Mas Sagara mengangguk sebagai responnya.

"Mari mas Sagara, semoga lekas sembuh"

"Iya dok, terimakasih" Jawab mas Sagara.

"Saya antar sampai depan dok" Kataku.

***

Malam, pukul satu dini hari, aku yang sebentar tidur sebentar bangun karena harus mengecek kondisi mas Sagara, kini terbangun sebab merasakan gerakan pria di sampingku.

Begitu aku membuka mata, kedua mataku langsung menangkap wajahnya yang tengah tidur miring menghadapku.

Tubuhnya meringkuk dengan selimut menutupi badan sampai batas leher.
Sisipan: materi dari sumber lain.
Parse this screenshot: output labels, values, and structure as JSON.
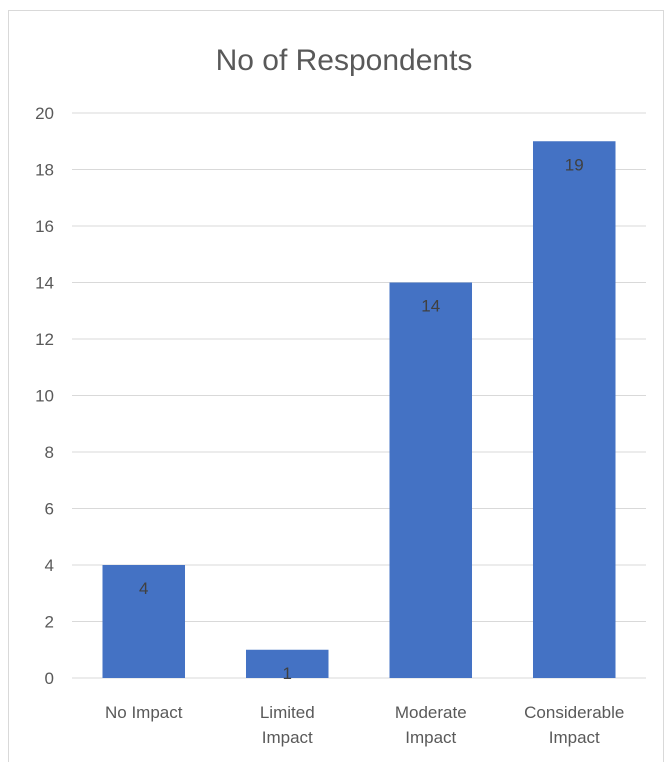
{
  "chart_data": {
    "type": "bar",
    "title": "No of Respondents",
    "xlabel": "",
    "ylabel": "",
    "categories": [
      [
        "No Impact"
      ],
      [
        "Limited",
        "Impact"
      ],
      [
        "Moderate",
        "Impact"
      ],
      [
        "Considerable",
        "Impact"
      ]
    ],
    "values": [
      4,
      1,
      14,
      19
    ],
    "ylim": [
      0,
      20
    ],
    "yticks": [
      0,
      2,
      4,
      6,
      8,
      10,
      12,
      14,
      16,
      18,
      20
    ],
    "grid": true,
    "legend": "none",
    "bar_color": "#4472C4",
    "grid_color": "#d9d9d9",
    "data_labels": true
  }
}
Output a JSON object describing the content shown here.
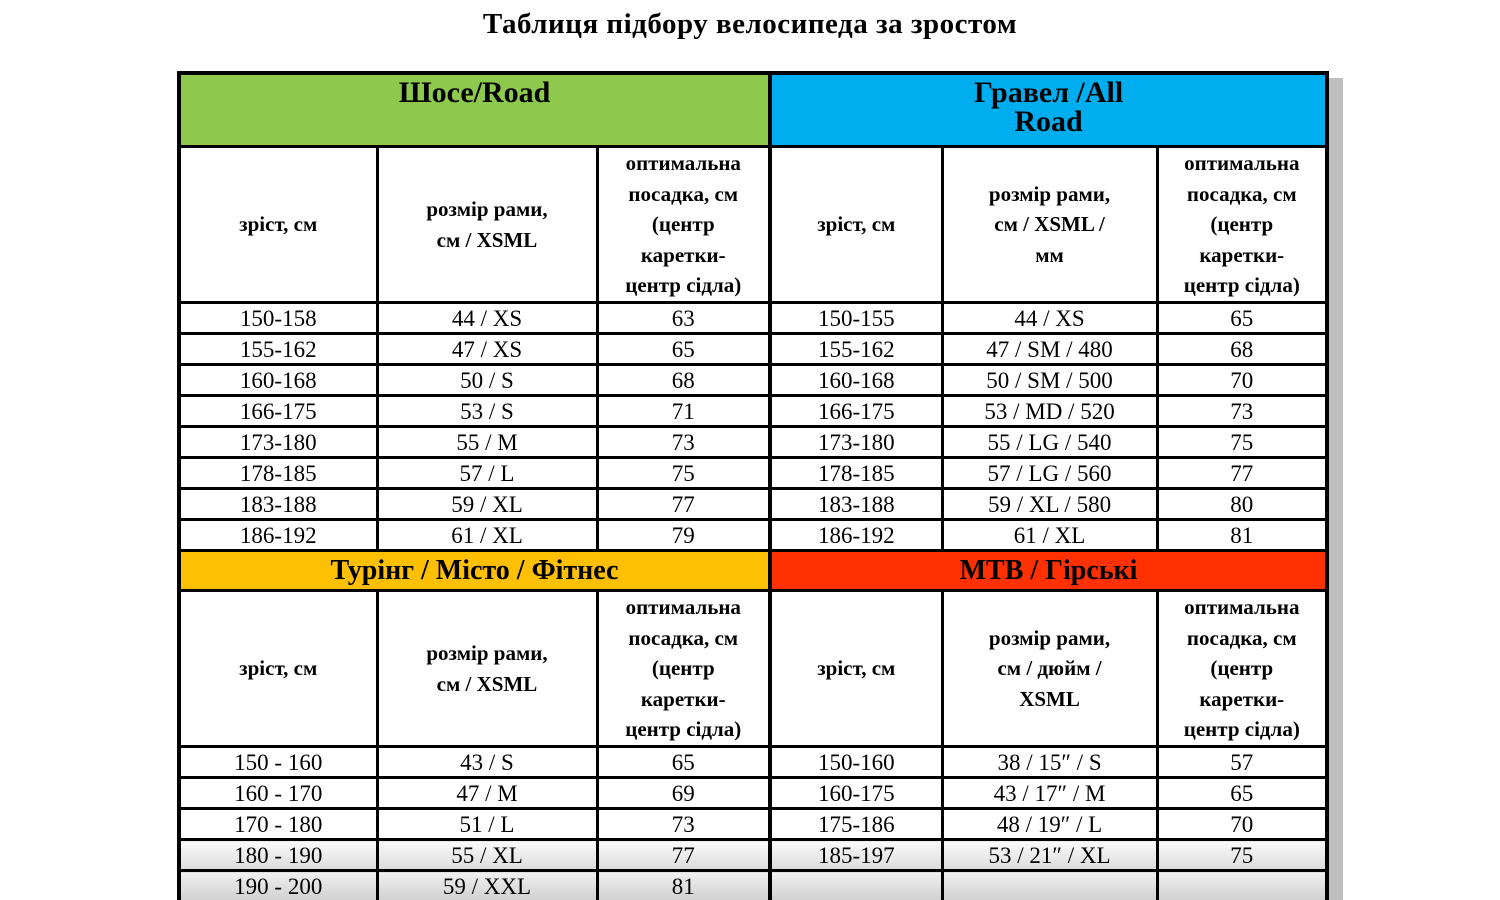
{
  "title": "Таблиця підбору велосипеда за зростом",
  "colors": {
    "road_green": "#8CC94D",
    "gravel_blue": "#00AEEF",
    "touring_yellow": "#FFC003",
    "mtb_red": "#FF3103",
    "shadow_gray": "#BFBFBF"
  },
  "road": {
    "label": "Шосе/Road",
    "col_height": "зріст, см",
    "col_frame": "розмір рами,\nсм / XSML",
    "col_fit": "оптимальна\nпосадка, см\n(центр\nкаретки-\nцентр сідла)",
    "rows": [
      [
        "150-158",
        "44 / XS",
        "63"
      ],
      [
        "155-162",
        "47 / XS",
        "65"
      ],
      [
        "160-168",
        "50 / S",
        "68"
      ],
      [
        "166-175",
        "53 / S",
        "71"
      ],
      [
        "173-180",
        "55 / M",
        "73"
      ],
      [
        "178-185",
        "57 / L",
        "75"
      ],
      [
        "183-188",
        "59 / XL",
        "77"
      ],
      [
        "186-192",
        "61 / XL",
        "79"
      ]
    ]
  },
  "gravel": {
    "label": "Гравел /All\nRoad",
    "col_height": "зріст, см",
    "col_frame": "розмір рами,\nсм / XSML /\nмм",
    "col_fit": "оптимальна\nпосадка, см\n(центр\nкаретки-\nцентр сідла)",
    "rows": [
      [
        "150-155",
        "44 / XS",
        "65"
      ],
      [
        "155-162",
        "47 / SM / 480",
        "68"
      ],
      [
        "160-168",
        "50 / SM / 500",
        "70"
      ],
      [
        "166-175",
        "53 / MD / 520",
        "73"
      ],
      [
        "173-180",
        "55 / LG / 540",
        "75"
      ],
      [
        "178-185",
        "57 / LG / 560",
        "77"
      ],
      [
        "183-188",
        "59 / XL / 580",
        "80"
      ],
      [
        "186-192",
        "61 / XL",
        "81"
      ]
    ]
  },
  "touring": {
    "label": "Турінг / Місто / Фітнес",
    "col_height": "зріст, см",
    "col_frame": "розмір рами,\nсм / XSML",
    "col_fit": "оптимальна\nпосадка, см\n(центр\nкаретки-\nцентр сідла)",
    "rows": [
      [
        "150 - 160",
        "43 / S",
        "65"
      ],
      [
        "160 - 170",
        "47 / M",
        "69"
      ],
      [
        "170 - 180",
        "51 / L",
        "73"
      ],
      [
        "180 - 190",
        "55 / XL",
        "77"
      ],
      [
        "190 - 200",
        "59 / XXL",
        "81"
      ]
    ]
  },
  "mtb": {
    "label": "MTB / Гірські",
    "col_height": "зріст, см",
    "col_frame": "розмір рами,\nсм / дюйм /\nXSML",
    "col_fit": "оптимальна\nпосадка, см\n(центр\nкаретки-\nцентр сідла)",
    "rows": [
      [
        "150-160",
        "38 / 15″ / S",
        "57"
      ],
      [
        "160-175",
        "43 / 17″ / M",
        "65"
      ],
      [
        "175-186",
        "48 / 19″ / L",
        "70"
      ],
      [
        "185-197",
        "53 / 21″ / XL",
        "75"
      ],
      [
        "",
        "",
        ""
      ]
    ]
  }
}
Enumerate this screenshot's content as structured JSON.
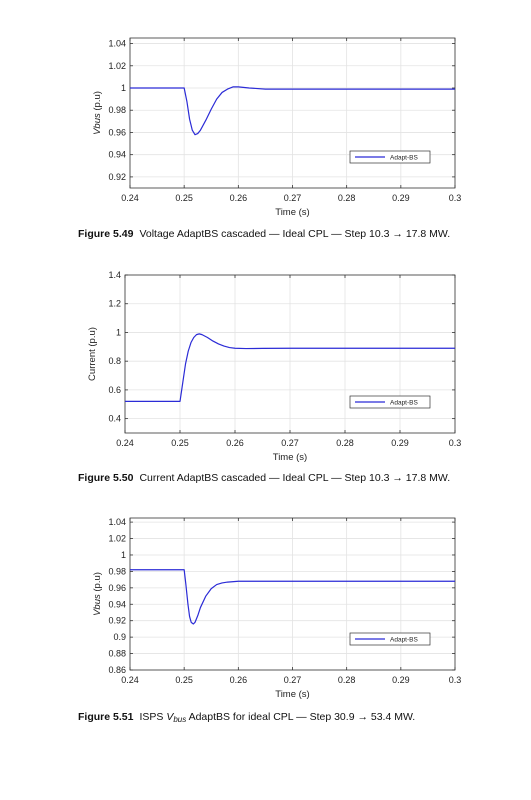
{
  "chart_data": [
    {
      "type": "line",
      "xlabel": "Time (s)",
      "ylabel": "Vbus (p.u)",
      "ylabel_parts": [
        "Vbus",
        " (p.u)"
      ],
      "xlim": [
        0.24,
        0.3
      ],
      "ylim": [
        0.91,
        1.045
      ],
      "x_ticks": [
        0.24,
        0.25,
        0.26,
        0.27,
        0.28,
        0.29,
        0.3
      ],
      "x_tick_labels": [
        "0.24",
        "0.25",
        "0.26",
        "0.27",
        "0.28",
        "0.29",
        "0.3"
      ],
      "y_ticks": [
        0.92,
        0.94,
        0.96,
        0.98,
        1.0,
        1.02,
        1.04
      ],
      "y_tick_labels": [
        "0.92",
        "0.94",
        "0.96",
        "0.98",
        "1",
        "1.02",
        "1.04"
      ],
      "grid": true,
      "legend_position": "lower-right",
      "series": [
        {
          "name": "Adapt-BS",
          "color": "#2b2bd6",
          "x": [
            0.24,
            0.25,
            0.2505,
            0.251,
            0.2515,
            0.252,
            0.2525,
            0.253,
            0.254,
            0.255,
            0.256,
            0.257,
            0.258,
            0.259,
            0.26,
            0.262,
            0.265,
            0.27,
            0.28,
            0.29,
            0.3
          ],
          "y": [
            1.0,
            1.0,
            0.988,
            0.972,
            0.962,
            0.958,
            0.959,
            0.962,
            0.971,
            0.981,
            0.99,
            0.996,
            0.999,
            1.001,
            1.001,
            1.0,
            0.999,
            0.999,
            0.999,
            0.999,
            0.999
          ]
        }
      ]
    },
    {
      "type": "line",
      "xlabel": "Time (s)",
      "ylabel": "Current (p.u)",
      "xlim": [
        0.24,
        0.3
      ],
      "ylim": [
        0.3,
        1.4
      ],
      "x_ticks": [
        0.24,
        0.25,
        0.26,
        0.27,
        0.28,
        0.29,
        0.3
      ],
      "x_tick_labels": [
        "0.24",
        "0.25",
        "0.26",
        "0.27",
        "0.28",
        "0.29",
        "0.3"
      ],
      "y_ticks": [
        0.4,
        0.6,
        0.8,
        1.0,
        1.2,
        1.4
      ],
      "y_tick_labels": [
        "0.4",
        "0.6",
        "0.8",
        "1",
        "1.2",
        "1.4"
      ],
      "grid": true,
      "legend_position": "lower-right",
      "series": [
        {
          "name": "Adapt-BS",
          "color": "#2b2bd6",
          "x": [
            0.24,
            0.25,
            0.2505,
            0.251,
            0.2515,
            0.252,
            0.2525,
            0.253,
            0.2535,
            0.254,
            0.255,
            0.256,
            0.257,
            0.258,
            0.259,
            0.26,
            0.262,
            0.265,
            0.27,
            0.28,
            0.29,
            0.3
          ],
          "y": [
            0.52,
            0.52,
            0.65,
            0.78,
            0.87,
            0.93,
            0.965,
            0.985,
            0.99,
            0.985,
            0.965,
            0.94,
            0.92,
            0.905,
            0.895,
            0.89,
            0.888,
            0.889,
            0.89,
            0.89,
            0.89,
            0.89
          ]
        }
      ]
    },
    {
      "type": "line",
      "xlabel": "Time (s)",
      "ylabel": "Vbus (p.u)",
      "ylabel_parts": [
        "Vbus",
        " (p.u)"
      ],
      "xlim": [
        0.24,
        0.3
      ],
      "ylim": [
        0.86,
        1.045
      ],
      "x_ticks": [
        0.24,
        0.25,
        0.26,
        0.27,
        0.28,
        0.29,
        0.3
      ],
      "x_tick_labels": [
        "0.24",
        "0.25",
        "0.26",
        "0.27",
        "0.28",
        "0.29",
        "0.3"
      ],
      "y_ticks": [
        0.86,
        0.88,
        0.9,
        0.92,
        0.94,
        0.96,
        0.98,
        1.0,
        1.02,
        1.04
      ],
      "y_tick_labels": [
        "0.86",
        "0.88",
        "0.9",
        "0.92",
        "0.94",
        "0.96",
        "0.98",
        "1",
        "1.02",
        "1.04"
      ],
      "grid": true,
      "legend_position": "lower-right",
      "series": [
        {
          "name": "Adapt-BS",
          "color": "#2b2bd6",
          "x": [
            0.24,
            0.25,
            0.2503,
            0.2507,
            0.251,
            0.2513,
            0.2517,
            0.252,
            0.2525,
            0.253,
            0.254,
            0.255,
            0.256,
            0.257,
            0.258,
            0.26,
            0.265,
            0.27,
            0.28,
            0.29,
            0.3
          ],
          "y": [
            0.982,
            0.982,
            0.965,
            0.94,
            0.925,
            0.918,
            0.916,
            0.918,
            0.926,
            0.936,
            0.95,
            0.959,
            0.964,
            0.966,
            0.967,
            0.968,
            0.968,
            0.968,
            0.968,
            0.968,
            0.968
          ]
        }
      ]
    }
  ],
  "captions": [
    {
      "label": "Figure 5.49",
      "text": "Voltage AdaptBS cascaded — Ideal CPL — Step 10.3 → 17.8 MW."
    },
    {
      "label": "Figure 5.50",
      "text": "Current AdaptBS cascaded — Ideal CPL — Step 10.3 → 17.8 MW."
    },
    {
      "label": "Figure 5.51",
      "text_before": "ISPS ",
      "v": "V",
      "sub": "bus",
      "text_after": " AdaptBS for ideal CPL — Step 30.9 → 53.4 MW."
    }
  ],
  "colors": {
    "series": "#2b2bd6",
    "grid": "#e3e3e3",
    "axis": "#333333"
  }
}
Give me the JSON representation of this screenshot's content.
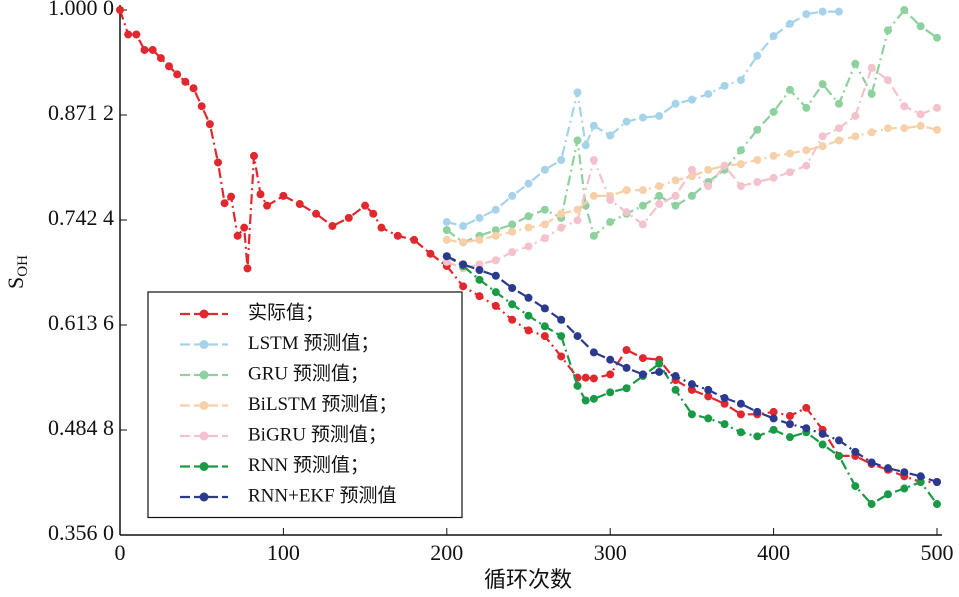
{
  "chart_data": {
    "type": "line",
    "ylabel": "S",
    "ylabel_sub": "OH",
    "xlabel": "循环次数",
    "xlim": [
      0,
      500
    ],
    "xticks": [
      0,
      100,
      200,
      300,
      400,
      500
    ],
    "ylim": [
      0.356,
      1.0
    ],
    "yticks": [
      {
        "value": 0.356,
        "label": "0.356 0"
      },
      {
        "value": 0.4848,
        "label": "0.484 8"
      },
      {
        "value": 0.6136,
        "label": "0.613 6"
      },
      {
        "value": 0.7424,
        "label": "0.742 4"
      },
      {
        "value": 0.8712,
        "label": "0.871 2"
      },
      {
        "value": 1.0,
        "label": "1.000 0"
      }
    ],
    "legend": "lower left",
    "series": [
      {
        "name": "实际值；",
        "color": "#e0282e",
        "x": [
          0,
          5,
          10,
          15,
          20,
          25,
          30,
          35,
          40,
          45,
          50,
          55,
          60,
          64,
          68,
          72,
          76,
          78,
          82,
          86,
          90,
          100,
          110,
          120,
          130,
          140,
          150,
          155,
          160,
          170,
          180,
          190,
          200,
          210,
          220,
          230,
          240,
          250,
          260,
          270,
          280,
          285,
          290,
          300,
          310,
          320,
          330,
          340,
          350,
          360,
          370,
          380,
          390,
          400,
          410,
          420,
          430,
          440,
          450,
          460,
          470,
          480,
          490,
          500
        ],
        "values": [
          1.0,
          0.97,
          0.97,
          0.951,
          0.951,
          0.941,
          0.931,
          0.921,
          0.912,
          0.904,
          0.882,
          0.86,
          0.813,
          0.763,
          0.771,
          0.723,
          0.733,
          0.683,
          0.821,
          0.774,
          0.76,
          0.772,
          0.762,
          0.75,
          0.735,
          0.745,
          0.76,
          0.75,
          0.733,
          0.723,
          0.718,
          0.701,
          0.686,
          0.661,
          0.649,
          0.637,
          0.62,
          0.607,
          0.6,
          0.575,
          0.549,
          0.549,
          0.548,
          0.553,
          0.583,
          0.573,
          0.571,
          0.546,
          0.534,
          0.526,
          0.517,
          0.504,
          0.504,
          0.507,
          0.502,
          0.512,
          0.485,
          0.453,
          0.453,
          0.443,
          0.436,
          0.428,
          0.421,
          0.421
        ]
      },
      {
        "name": "LSTM 预测值；",
        "color": "#a7d3ea",
        "x": [
          200,
          210,
          220,
          230,
          240,
          250,
          260,
          270,
          280,
          285,
          290,
          300,
          310,
          320,
          330,
          340,
          350,
          360,
          370,
          380,
          390,
          400,
          410,
          420,
          430,
          440
        ],
        "values": [
          0.74,
          0.735,
          0.745,
          0.755,
          0.772,
          0.787,
          0.804,
          0.816,
          0.899,
          0.834,
          0.858,
          0.846,
          0.863,
          0.868,
          0.87,
          0.885,
          0.89,
          0.897,
          0.907,
          0.914,
          0.944,
          0.968,
          0.983,
          0.995,
          0.998,
          0.998
        ]
      },
      {
        "name": "GRU 预测值；",
        "color": "#8fd19e",
        "x": [
          200,
          210,
          220,
          230,
          240,
          250,
          260,
          270,
          280,
          285,
          290,
          300,
          310,
          320,
          330,
          340,
          350,
          360,
          370,
          380,
          390,
          400,
          410,
          420,
          430,
          440,
          450,
          460,
          470,
          480,
          490,
          500
        ],
        "values": [
          0.73,
          0.715,
          0.723,
          0.73,
          0.737,
          0.747,
          0.755,
          0.745,
          0.84,
          0.76,
          0.723,
          0.74,
          0.75,
          0.76,
          0.772,
          0.76,
          0.772,
          0.789,
          0.804,
          0.828,
          0.853,
          0.875,
          0.902,
          0.88,
          0.909,
          0.885,
          0.934,
          0.897,
          0.975,
          1.0,
          0.98,
          0.966
        ]
      },
      {
        "name": "BiLSTM 预测值；",
        "color": "#f6d0a8",
        "x": [
          200,
          210,
          220,
          230,
          240,
          250,
          260,
          270,
          280,
          290,
          300,
          310,
          320,
          330,
          340,
          350,
          360,
          370,
          380,
          390,
          400,
          410,
          420,
          430,
          440,
          450,
          460,
          470,
          480,
          490,
          500
        ],
        "values": [
          0.718,
          0.715,
          0.718,
          0.723,
          0.728,
          0.733,
          0.737,
          0.75,
          0.755,
          0.772,
          0.772,
          0.779,
          0.779,
          0.784,
          0.791,
          0.796,
          0.804,
          0.809,
          0.811,
          0.816,
          0.821,
          0.824,
          0.828,
          0.833,
          0.84,
          0.845,
          0.85,
          0.855,
          0.855,
          0.858,
          0.853
        ]
      },
      {
        "name": "BiGRU 预测值；",
        "color": "#f4c2cc",
        "x": [
          200,
          210,
          220,
          230,
          240,
          250,
          260,
          270,
          280,
          290,
          300,
          310,
          320,
          330,
          340,
          350,
          360,
          370,
          380,
          390,
          400,
          410,
          420,
          430,
          440,
          450,
          460,
          470,
          480,
          490,
          500
        ],
        "values": [
          0.691,
          0.683,
          0.688,
          0.693,
          0.703,
          0.71,
          0.72,
          0.733,
          0.742,
          0.816,
          0.767,
          0.752,
          0.737,
          0.762,
          0.772,
          0.804,
          0.784,
          0.809,
          0.784,
          0.789,
          0.794,
          0.801,
          0.809,
          0.845,
          0.855,
          0.87,
          0.929,
          0.914,
          0.882,
          0.872,
          0.88
        ]
      },
      {
        "name": "RNN 预测值；",
        "color": "#1a9a46",
        "x": [
          200,
          210,
          220,
          230,
          240,
          250,
          260,
          270,
          280,
          285,
          290,
          300,
          310,
          320,
          330,
          340,
          350,
          360,
          370,
          380,
          390,
          400,
          410,
          420,
          430,
          440,
          450,
          460,
          470,
          480,
          490,
          500
        ],
        "values": [
          0.698,
          0.686,
          0.669,
          0.654,
          0.639,
          0.625,
          0.612,
          0.6,
          0.539,
          0.521,
          0.523,
          0.531,
          0.536,
          0.551,
          0.566,
          0.534,
          0.504,
          0.499,
          0.492,
          0.482,
          0.477,
          0.485,
          0.476,
          0.482,
          0.467,
          0.453,
          0.416,
          0.394,
          0.406,
          0.413,
          0.421,
          0.394
        ]
      },
      {
        "name": "RNN+EKF 预测值",
        "color": "#2b3a8f",
        "x": [
          200,
          210,
          220,
          230,
          240,
          250,
          260,
          270,
          280,
          290,
          300,
          310,
          320,
          330,
          340,
          350,
          360,
          370,
          380,
          390,
          400,
          410,
          420,
          430,
          440,
          450,
          460,
          470,
          480,
          490,
          500
        ],
        "values": [
          0.698,
          0.688,
          0.681,
          0.674,
          0.659,
          0.647,
          0.634,
          0.62,
          0.6,
          0.58,
          0.571,
          0.561,
          0.553,
          0.556,
          0.551,
          0.541,
          0.534,
          0.524,
          0.517,
          0.507,
          0.499,
          0.492,
          0.487,
          0.48,
          0.472,
          0.458,
          0.445,
          0.438,
          0.433,
          0.428,
          0.421
        ]
      }
    ]
  }
}
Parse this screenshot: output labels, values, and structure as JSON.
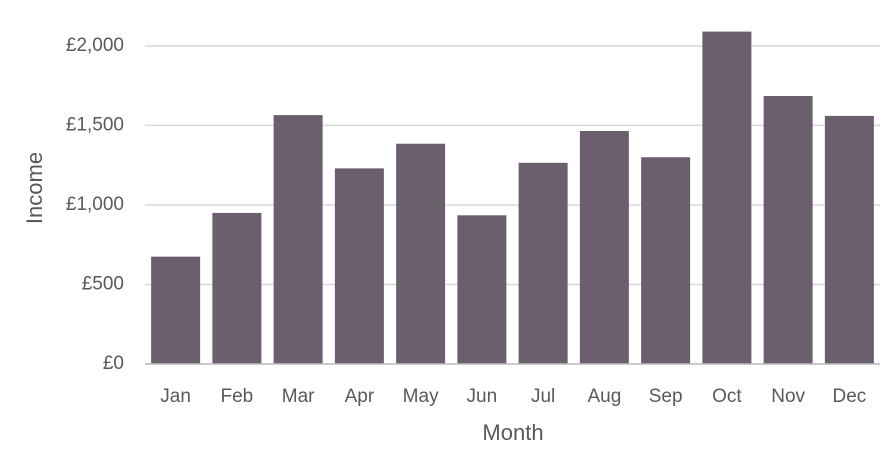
{
  "chart_data": {
    "type": "bar",
    "x_label": "Month",
    "y_label": "Income",
    "categories": [
      "Jan",
      "Feb",
      "Mar",
      "Apr",
      "May",
      "Jun",
      "Jul",
      "Aug",
      "Sep",
      "Oct",
      "Nov",
      "Dec"
    ],
    "values": [
      675,
      950,
      1565,
      1230,
      1385,
      935,
      1265,
      1465,
      1300,
      2090,
      1685,
      1560
    ],
    "color": "#6b5f6e",
    "ylim": [
      0,
      2100
    ],
    "yticks": [
      {
        "value": 0,
        "label": "£0"
      },
      {
        "value": 500,
        "label": "£500"
      },
      {
        "value": 1000,
        "label": "£1,000"
      },
      {
        "value": 1500,
        "label": "£1,500"
      },
      {
        "value": 2000,
        "label": "£2,000"
      }
    ],
    "grid": true
  }
}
Rasa bersalah tiba-tiba kembali nimbrung dalam diriku.

Pelan, ku ulurkan tangan menyentuh dahinya.

"Panas" Aku terperanjat dan langsung bergerak duduk.

"Mas!" Panggilku lirih seraya mengusap lengan bagian atas. "Mas kedinginan ya? Aku matikan AC nya ya"

"Terserah" Sahutnya dengan mata terpejam.

Turun dari ranjang, ku raih remot AC lalu menonaktifkannya, kemudian melangkah untuk membuka jendela.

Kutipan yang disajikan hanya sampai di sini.